A $1.4 Million Extramarital Affair Can't Be Blamed on One Store

The luxury retailer Neiman Marcus is being sued by a former prolific shopper whose husband used her credit and her personal shopper to finance an affair with one of the store's employees. He bought his mistress $1.4 million in luxury items that his wife was unable to return.

Much as I feel for Patricia Walker, this seems more like a personal vendetta (which I can't blame her for) than a case with merit.

They were a married couple and her husband said the gifts were for Walker. How is the store responsible?


This seems to happen so often in affairs. The person who is cheated on desperately wants to blame someone other than the spouse who cheated. And while I get that, it makes no sense.
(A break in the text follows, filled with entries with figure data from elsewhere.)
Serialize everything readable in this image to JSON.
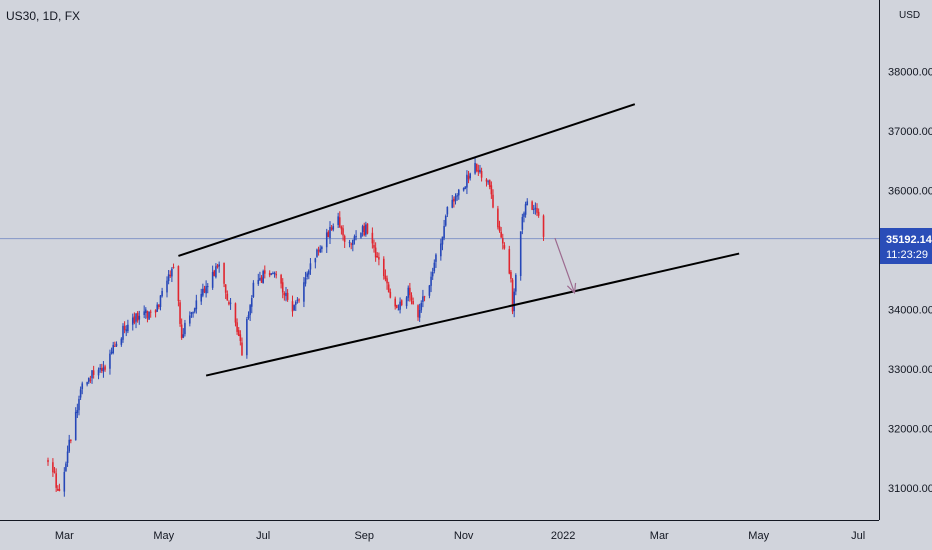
{
  "symbol_label": "US30, 1D, FX",
  "currency": "USD",
  "last_price": "35192.14",
  "countdown": "11:23:29",
  "colors": {
    "background": "#d1d4dc",
    "up": "#2647b8",
    "down": "#e0262f",
    "price_line": "#8597c8",
    "badge": "#2a4db8",
    "trendline": "#000000",
    "arrow": "#9c6a8f",
    "axis_line": "#131722"
  },
  "chart_data": {
    "type": "candlestick",
    "title": "US30, 1D, FX",
    "x_axis": {
      "tick_labels": [
        "Mar",
        "May",
        "Jul",
        "Sep",
        "Nov",
        "2022",
        "Mar",
        "May",
        "Jul"
      ]
    },
    "y_axis": {
      "unit": "USD",
      "tick_labels": [
        "31000.00",
        "32000.00",
        "33000.00",
        "34000.00",
        "36000.00",
        "37000.00",
        "38000.00"
      ],
      "visible_range": [
        30550,
        39050
      ]
    },
    "last_price": 35192.14,
    "key_points": [
      {
        "date": "2021-02-19",
        "close": 31500
      },
      {
        "date": "2021-02-26",
        "close": 30930
      },
      {
        "date": "2021-03-12",
        "close": 32780
      },
      {
        "date": "2021-03-26",
        "close": 33070
      },
      {
        "date": "2021-04-09",
        "close": 33800
      },
      {
        "date": "2021-04-26",
        "close": 33980
      },
      {
        "date": "2021-05-07",
        "close": 34780
      },
      {
        "date": "2021-05-12",
        "close": 33590
      },
      {
        "date": "2021-05-20",
        "close": 34100
      },
      {
        "date": "2021-06-04",
        "close": 34760
      },
      {
        "date": "2021-06-18",
        "close": 33290
      },
      {
        "date": "2021-06-25",
        "close": 34420
      },
      {
        "date": "2021-07-07",
        "close": 34700
      },
      {
        "date": "2021-07-19",
        "close": 33960
      },
      {
        "date": "2021-08-02",
        "close": 34900
      },
      {
        "date": "2021-08-16",
        "close": 35550
      },
      {
        "date": "2021-08-20",
        "close": 35100
      },
      {
        "date": "2021-09-02",
        "close": 35350
      },
      {
        "date": "2021-09-20",
        "close": 34000
      },
      {
        "date": "2021-09-28",
        "close": 34280
      },
      {
        "date": "2021-10-04",
        "close": 33950
      },
      {
        "date": "2021-10-11",
        "close": 34400
      },
      {
        "date": "2021-10-22",
        "close": 35650
      },
      {
        "date": "2021-11-08",
        "close": 36400
      },
      {
        "date": "2021-11-16",
        "close": 36080
      },
      {
        "date": "2021-11-26",
        "close": 35000
      },
      {
        "date": "2021-11-30",
        "close": 34440
      },
      {
        "date": "2021-12-01",
        "close": 34050
      },
      {
        "date": "2021-12-06",
        "close": 35400
      },
      {
        "date": "2021-12-10",
        "close": 35820
      },
      {
        "date": "2021-12-16",
        "close": 35700
      },
      {
        "date": "2021-12-20",
        "close": 35200
      }
    ],
    "trendlines": [
      {
        "name": "upper-channel",
        "start": {
          "date": "2021-05-10",
          "price": 34900
        },
        "end": {
          "date": "2022-02-14",
          "price": 37450
        }
      },
      {
        "name": "lower-channel",
        "start": {
          "date": "2021-05-27",
          "price": 32890
        },
        "end": {
          "date": "2022-04-19",
          "price": 34940
        }
      }
    ],
    "projection_arrow": {
      "start": {
        "date": "2021-12-27",
        "price": 35200
      },
      "end": {
        "date": "2022-01-08",
        "price": 34280
      }
    },
    "grid": false,
    "legend": "none"
  }
}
It isn't a store's responsibility to make sure a man isn't cheating any more than it is a woman's responsibility not to sleep with a married man. It's the person in the relationship who is solely responsible for his actions.

All these lawsuits trying to blame someone else for a person's cheating ways are crazy talk. Sure, a woman can entice a man and turn him on, but if someone steps out on their marriage, THEY are to blame.

This lawsuit may have some merit given it was able to fly at all, but it also seems like there is some element of shifting the blame from the husband to the store and its employee. Sure, it's a shady and sleazy situation, but it isn't Neiman's fault.

A marital affair is ultimately not anyone's business. Sure, I would look down on it and find it gross, but it isn't my place to stop it or to say no. It's impossible to know someone else's situation.

In an affair, there are only two people to blame and neither of them is outside the marriage.

Do you think she has a good lawsuit?